PCMI2 ou DPC2 : le bon code selon la procédure
Le formulaire Cerfa utilisé pour déposer une demande d’urbanisme réclame les pièces jointes selon une nomenclature précise. Le plan de masse porte le code PCMI2 dans un dossier de permis de construire pour une maison individuelle, et DPC2 dans le cadre d’une déclaration préalable de travaux. Ces codes ne sont pas de simples formalités administratives : ils déterminent le nombre d’exemplaires supplémentaires à fournir, deux pour une déclaration préalable, cinq pour un permis de construire, en plus de l’exemplaire principal du dossier.

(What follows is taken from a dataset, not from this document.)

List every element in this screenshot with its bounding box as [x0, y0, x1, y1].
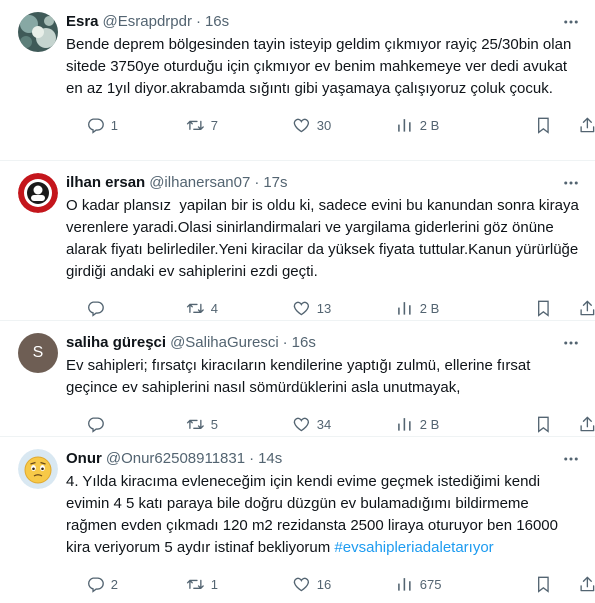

Pour bien identifier quelle procédure et donc quel code s’applique à votre projet, notre article sur le formulaire Cerfa de permis de construire détaille les différences entre les principaux formulaires. Pour les projets plus modestes, notre guide sur la déclaration préalable de travaux précise dans quels cas cette procédure allégée suffit.
La particularité des zones inondables
Quand le terrain se situe dans une zone couverte par un plan de prévention des risques d’inondation, les cotes du plan de masse ne peuvent pas se référer à un repère arbitraire : elles doivent obligatoirement se rattacher au système altimétrique de référence défini par ce plan de prévention. Cette précision, souvent oubliée, fait partie des motifs classiques de rejet dans les communes concernées, notamment sur certains secteurs proches du Léman ou des rivières de Haute-Savoie exposés à ce type de risque.
Faire réaliser ce document par un professionnel, un choix qui se justifie
Techniquement, un particulier peut réaliser lui-même son plan de masse pour une construction simple, à condition de maîtriser les logiciels de dessin adaptés et les règles de cotation exigées. Pour un projet plus complexe, ou sur un terrain en pente, faire appel à un professionnel réduit fortement le risque de rejet du dossier pour non-conformité. Les outils numériques ont largement transformé cette étape ces dernières années : voir à ce sujet notre article sur les logiciels BIM, qui permettent aujourd’hui de générer un plan de masse conforme directement à partir d’une modélisation 3D du projet.
Un document technique, pas une simple formalité
Le plan de masse concentre à lui seul une bonne partie des critères que l’administration vérifie avant d’accepter un dossier. Le préparer avec rigueur, cote par cote, évite les allers-retours qui rallongent souvent le délai d’instruction de plusieurs semaines. Sur un projet de construction où chaque mois compte, cette pièce mérite autant d’attention que les plans de façade eux-mêmes.